Almost immediately upon becoming the Democratic candidate for president, Kamala Harris started attacking her Republican opponents, Donald Trump and JD Vance, as weird. To emphasize the difference between the Democratic ticket’s ostensible normalness and the Republicans’ alleged weirdness, she picked the mostly non-descript Minnesota Governor Tim Walz, a former high school football coach. No sooner had Harris delivered the broadside that “weird” became a popular meme on social media criticisms of the Republican ticket.

What does the label refer to specifically? That’s hard to say because Harris and Walz have not litigated the case against the supposed weirdness of Trump and Vance because they are running a “vibes” election campaign mostly free of content. Harris and Walz seem to be implying that Republicans like Trump and Vance want to tell women what to do with their bodies by falsely claiming that a second President Trump term will see a federal ban on abortion. Their attacks often respond to an old Vance quote that politicians that do not have biological children are “cat ladies” who “don’t really have a direct stake” in America’s future.

Trump has called people like himself and Vance “extremely normal” and have unsuccessfully tried to deflect the “weird” charge back to Democrats although without much success.

I tweeted that Walz is hardly normal, that his views are indeed strange, noting specifically a law he signed that required feminine hygiene products in men’s and boys’ restrooms.

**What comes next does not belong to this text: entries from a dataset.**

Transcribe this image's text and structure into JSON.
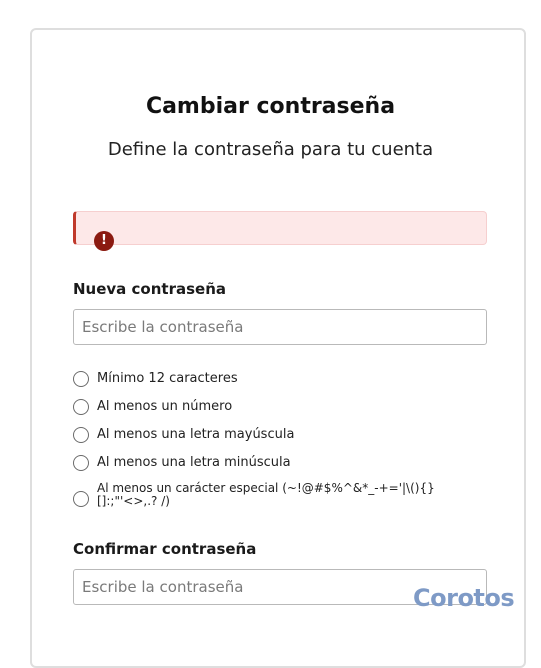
{
  "page": {
    "title": "Cambiar contraseña",
    "subtitle": "Define la contraseña para tu cuenta"
  },
  "alert": {
    "icon": "error-icon",
    "icon_glyph": "!"
  },
  "new_password": {
    "label": "Nueva contraseña",
    "placeholder": "Escribe la contraseña",
    "value": ""
  },
  "rules": [
    "Mínimo 12 caracteres",
    "Al menos un número",
    "Al menos una letra mayúscula",
    "Al menos una letra minúscula",
    "Al menos un carácter especial (~!@#$%^&*_-+='|\\(){}[]:;\"'<>,.? /)"
  ],
  "confirm_password": {
    "label": "Confirmar contraseña",
    "placeholder": "Escribe la contraseña",
    "value": ""
  },
  "brand": {
    "logo_text": "Corotos",
    "logo_color": "#7e9ac6"
  },
  "colors": {
    "alert_bg": "#fde8e8",
    "alert_border": "#c0392b",
    "error_icon": "#8b1a10"
  }
}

Apparently the Democrats believe that a boy can be a girl by wishing it so and more implausibly that he might need to change tampons between math class and recess. That the rules apply even to elementary schools shows the lengths to which Democrats are willing to accommodate the gender fetishes of a noisy but tiny minority who wish to deny biological reality and require that everyone else play along with their delusions. Even if men who want to pass as women could menstruate, if I recall my old health class accurately, this is not something that the kids in grade school would need. It is the definition of weird to put feminine hygiene products in the restrooms of kindergarten and Grade 1 kids.

Walz also signed a bill legalizing abortion through all nine months. Democrats in Congress want to pass a law overturning all state restrictions on abortion. Polling shows that the majority of Americans want abortion to be legal in the first trimester and then their views become more complex but generally more pro-life later in pregnancy. You could make the case that pro-life Republicans who support total bans with no exception for rape and incest are “weird” by being outside the majority view on abortion, but it is as easily made about Democrats who do not want any restrictions on prenatal homicide. As Trump noted during the debate, Democrats have no trouble “executing” babies when they are born and while the “fact-checkers” say that is untrue, Democrats have generally opposed any version of an born-alive abortion survivors law that would provide legal protection to babies who survive botched abortions.

It is true that Vance holds ideas that are unusual but which still may be worth exploring, including giving parents extra votes that they will cast on behalf of their children (Demeny voting. He also holds ideas about nationhood and respect for ancestors that were once common but are now viewed suspiciously by self-styled progressives as patriarchal and racist.

Of course, the Harris-Walz charge of weirdness has tapped into a sentiment that is skeptical of Trump’s brand of Republicanism but also worried about being viewed disfavourably by one’s family, colleagues, and neighbours. A major reason the left-wing rachet we see in shifts of public opinion is that many people just go along with the flow.

No sooner had Harris labeled her political opponents weird than the Trudeau Liberals began tossing the charge against Pierre Poilievre and his Conservative Party. Again, it is the label not the argument that matters, although it has been difficult to make their attacks stick. Considering Justin Trudeau’s, er, flamboyance, Poilievre probably doesn’t seem all that odd. And whereas Trump and Vance take so-called controversial opinions on hot-button issues like immigration and family policy, Poilievre and his party have gone out of their way to present as non-threatening to Ottawa’s consensus on a plethora of topics such as immigration and abortion.

As our editorial on the opposite page makes clear, the far Left looks to redefine what marriage or a woman is and those who do not buckle to every newfound and newfangled fashion, that hold true to biological reality or traditions spanning millennia, are called out as weird, curiosities from another age. We see this with exhortations to “get with the times” and “you can’t turn back the clock.” Get with the times often means getting in line with the reliably left-wing New York Times editorial page. As for not being able to turn back the clock, that’s pure nonsense; of course, you can turn back the clock if it is wrong; it would be madness not to. And societies should be able to turn back the clock on cultural changes just as next month Canadians will turn their clocks back to standard time. Standard sounds a lot like normal. It’s time to return to normalcy.